Oral Tradition, you say? Divine inspiration determined by a popularity contest, more like. God's words determined by people, not God.
It is a requirement , in any serious theological discussion, to be respectful in what is said. "Evo babblers" is not an appropriate term to use here.
As Christians Christ made it quite easy what Scriptures have authority. He told the disciples to "look for Him" in the Law, Prophets and Writings/Psalms.
So He focused them like a beam that what is important is about Him. And that is exactly what the apostles did from what we have in the NT.
Where did Christ specifically say that , Redleghunter?
Certainly. Which is why my own hermeneutic is to start with the very words of Christ, which are at their most authoritative in Revelation (post-resurrection, post-ascension, post-founding of Churches, enthroned in Heaven), then Acts (post resurrection), then in the Gospels.

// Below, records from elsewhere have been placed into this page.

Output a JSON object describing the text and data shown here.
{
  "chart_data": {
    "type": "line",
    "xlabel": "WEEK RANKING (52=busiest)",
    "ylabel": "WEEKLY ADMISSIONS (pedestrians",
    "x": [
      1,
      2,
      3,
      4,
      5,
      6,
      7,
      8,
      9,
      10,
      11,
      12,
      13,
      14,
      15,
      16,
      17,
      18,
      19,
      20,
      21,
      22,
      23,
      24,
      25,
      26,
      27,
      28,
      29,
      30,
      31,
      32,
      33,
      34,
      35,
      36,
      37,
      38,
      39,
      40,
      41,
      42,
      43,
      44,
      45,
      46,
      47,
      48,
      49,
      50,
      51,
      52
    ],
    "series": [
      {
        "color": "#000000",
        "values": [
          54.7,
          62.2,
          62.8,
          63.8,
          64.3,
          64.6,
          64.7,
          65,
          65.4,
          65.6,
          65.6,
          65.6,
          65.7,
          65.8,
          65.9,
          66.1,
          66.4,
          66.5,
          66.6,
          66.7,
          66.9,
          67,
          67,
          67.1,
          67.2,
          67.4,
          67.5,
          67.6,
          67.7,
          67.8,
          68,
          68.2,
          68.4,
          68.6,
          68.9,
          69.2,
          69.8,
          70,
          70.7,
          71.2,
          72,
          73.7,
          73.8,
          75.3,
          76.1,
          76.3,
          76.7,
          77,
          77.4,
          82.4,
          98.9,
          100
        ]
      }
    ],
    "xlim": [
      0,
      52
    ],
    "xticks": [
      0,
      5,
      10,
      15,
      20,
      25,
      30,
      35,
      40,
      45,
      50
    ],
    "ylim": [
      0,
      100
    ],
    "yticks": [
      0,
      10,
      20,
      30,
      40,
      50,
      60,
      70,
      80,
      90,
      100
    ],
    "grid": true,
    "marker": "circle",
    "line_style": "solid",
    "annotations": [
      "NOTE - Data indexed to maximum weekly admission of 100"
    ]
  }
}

And then in what YHWH and Elohiym said in the OT. Most of the disputed books of the OT contain little to no direct speaking of God or angels, but Tobit does, and Enoch is almost entirely full of divine speaking, so those two disputed books are important Scriptures.
The rest of the material is historical - which is important for context - or interpretive.
Where I find things the most problematic is when I hear Christians finding a lot of doctrine that doesn't sound like Christ by cobbling things together at the marginalia of letters by Apostles. This concerns me greatly, because I notice that the trend of all such interpretations is a subtle, or markedly less than subtle, attempt to evade all of the hard things Jesus said, and to make harder the easier things he said.